Im September wird Wien„Welthauptstadt der Neurologie“

Dass die österreichische Neurologie international einen ausgezeichneten Ruf genießt, bestätigt auch die Tatsache, dass Wien im September die Gastgeber-Stadt des 21. World Congress of Neurology (WCN 2013) sein wird.
„Der Weltkongress der Neurologie ist der weltweit größte und wichtigste wissenschaftliche Event unseres Faches.

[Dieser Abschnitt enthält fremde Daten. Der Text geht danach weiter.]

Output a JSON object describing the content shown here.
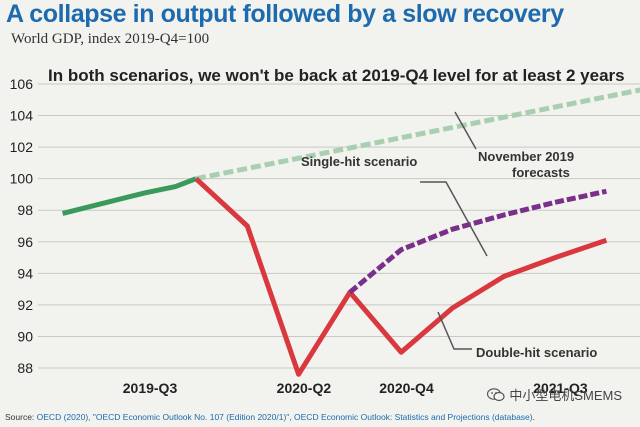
{
  "header": {
    "title": "A collapse in output followed by a slow recovery",
    "subtitle": "World GDP, index 2019-Q4=100"
  },
  "chart_data": {
    "type": "line",
    "title": "A collapse in output followed by a slow recovery",
    "subtitle": "World GDP, index 2019-Q4=100",
    "headline": "In both scenarios, we won't be back at 2019-Q4 level for at least 2 years",
    "ylim": [
      88,
      106
    ],
    "y_ticks": [
      "88",
      "90",
      "92",
      "94",
      "96",
      "98",
      "100",
      "102",
      "104",
      "106"
    ],
    "x_ticks": [
      {
        "label": "2019-Q3",
        "x": 0
      },
      {
        "label": "2020-Q2",
        "x": 3
      },
      {
        "label": "2020-Q4",
        "x": 5
      },
      {
        "label": "2021-Q3",
        "x": 8
      }
    ],
    "grid": true,
    "series": [
      {
        "name": "historical",
        "color": "#3a9a5b",
        "style": "solid",
        "points": [
          [
            -2.6,
            97.8
          ],
          [
            -1,
            99.1
          ],
          [
            -0.4,
            99.5
          ],
          [
            0,
            100
          ]
        ]
      },
      {
        "name": "November 2019 forecasts",
        "color": "#a8cfb0",
        "style": "dashed",
        "points": [
          [
            0,
            100
          ],
          [
            9.4,
            106.1
          ]
        ]
      },
      {
        "name": "Double-hit scenario",
        "color": "#d9383e",
        "style": "solid",
        "points": [
          [
            0,
            100
          ],
          [
            1,
            97
          ],
          [
            2,
            87.6
          ],
          [
            3,
            92.8
          ],
          [
            4,
            89
          ],
          [
            5,
            91.8
          ],
          [
            6,
            93.8
          ],
          [
            7,
            95
          ],
          [
            8,
            96.1
          ]
        ]
      },
      {
        "name": "Single-hit scenario",
        "color": "#7a2f8a",
        "style": "dashed",
        "points": [
          [
            3,
            92.8
          ],
          [
            4,
            95.5
          ],
          [
            5,
            96.8
          ],
          [
            6,
            97.7
          ],
          [
            7,
            98.5
          ],
          [
            8,
            99.2
          ]
        ]
      }
    ],
    "annotations": [
      {
        "text": "Single-hit scenario"
      },
      {
        "text": "November 2019"
      },
      {
        "text": "forecasts"
      },
      {
        "text": "Double-hit scenario"
      }
    ]
  },
  "source": {
    "prefix": "Source: ",
    "link": "OECD (2020), \"OECD Economic Outlook No. 107 (Edition 2020/1)\", OECD Economic Outlook: Statistics and Projections (database)",
    "suffix": "."
  },
  "watermark": {
    "text": "中小型电机SMEMS",
    "icon": "wechat-icon"
  }
}
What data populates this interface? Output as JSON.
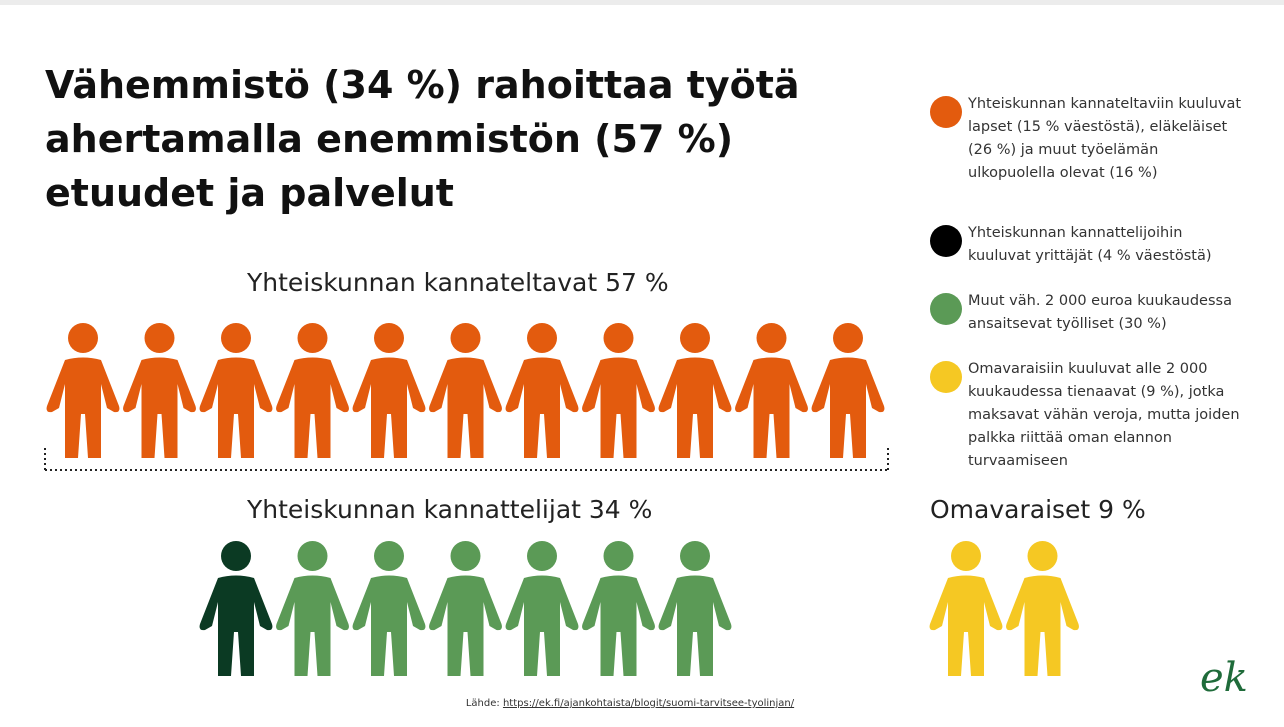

Wir erwarten zu diesem Großereignis, das bereits zum zweiten Mal in Wien stattfindet, 8.000 bis 10.000 Teilnehmer aus aller Welt. Inzwischen liegen uns mehr als 2.500 Anmeldungen für Posterbeiträge vor, was als Hinweis dafür zu werten ist, dass es sich voraussichtlich um den größten WCN handeln wird, den es je gegeben hat“, so Univ.-Prof. Dr. Eduard Auff, Präsident des WCN 2013, Vorstand der Universitätsklinik für Neurologie, Medizinische Universität Wien. Das Motto des WCN 2013 lautet „Neurologie im Zeitalter der Globalisierung“.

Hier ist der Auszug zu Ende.